Culturally speaking, Australia is pretty similar to the UK, so if you’re a Brit moving over here then things will mostly be plain sailing. However there are a few oddities that’ll catch you out when you first arrive:

  • Saying “Alright” to someone doesn’t mean “hello”, it means “are you OK?”. So you’ll get some strange looks if you go up to someone and say “Alright mate!”
  • A “hotel” is sometimes an actual hotel, but more often than not, it’s a pub. (Aussies also use the word “pub” for the same thing, just to add to the confusion.)
  • Manchester isn’t a city over here – it means bedding and linen. So don’t be surprised when you see shops selling Manchester.
  • Woolworths isn’t a cut-price department store flogging music and pick & mix – it’s a supermarket like Tesco.
  • Speaking of supermarkets, you can’t buy alcohol in supermarkets here. You have to go into the bottle shop, or “bottle-o” – otherwise known as an off-licence – next door and make a separate purchase. (Crazy, but them’s the rules.)
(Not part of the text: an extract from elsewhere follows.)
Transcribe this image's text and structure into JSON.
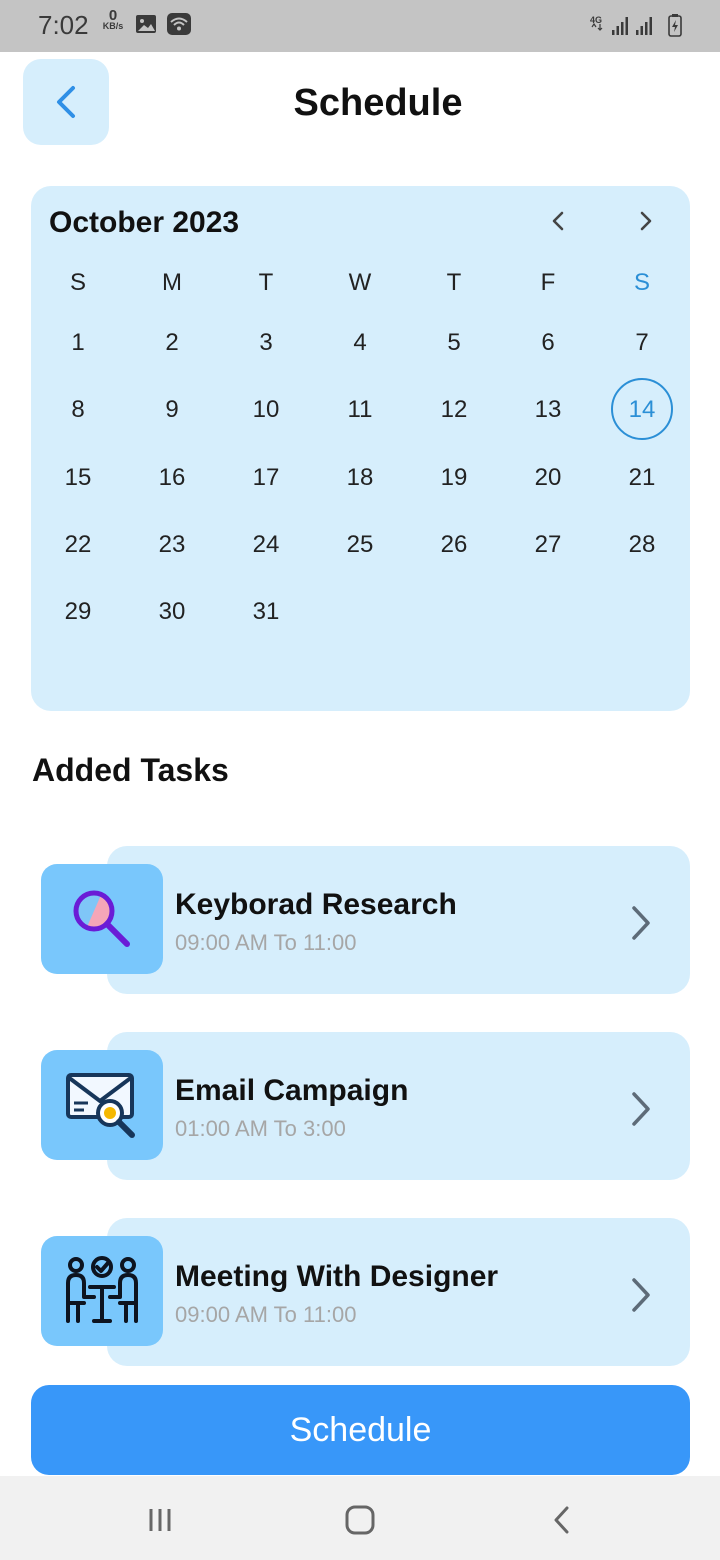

  • Most banks charge you for the privilege of banking your money with them. The concept of “free banking” is relatively novel here, despite existing in the UK for over 20 years now. HSBC’s online accounts were some of the first to abolish charges, and other Aussie banks are slowly starting to follow suit.
  • And speaking of banks, Aussies call a current account a “savings” account, just to confuse the foreigners. Sometimes they call them “check” accounts too, just for fun. When you pay via a bank card in a shop, you have to press either the “cheque” or the “savings” button, depending on your account type.
  • 9/532 Sydney Street is the Aussie way of writing “Flat 9, 532 Sydney Street”. Except they don’t call them flats either – they call them units. (Not quite so romantic sounding, is it?)
  • Contrary to appearances, “Sydney” isn’t, strictly speaking, the whole city, but just a small suburb in the middle. (Much like Kensington isn’t London.) So if you’re addressing a letter to someone in the central-ish Sydney suburb of Newtown, you must write “Newtown, NSW” on the envelope, not “Sydney, NSW”. Assuming you want your letter to get delivered of course.
  • You’ll find that locals will call you a Pom quite a lot. This is quite normal and they’re not trying to be offensive.
  • Automatic transmissions are much more common here. In fact, most cars are automatics. If you hire a car, you’ll probably be given an automatic by default. (Suits me – one less pedal to worry about.)
  • In the UK, a B&B (bed & breakfast) is often cheaper than a hotel, and often consists of a mouldy old room in a ramshackle terrace house with a deaf host. In Australia, a B&B tends to be more of a luxury option when compared to a standard hotel or motel. (Although we have stayed in a couple of fairly grotty B&Bs here too.)

These are just off the top of my head. If you’re British then no doubt you will encounter (or have encountered) many more!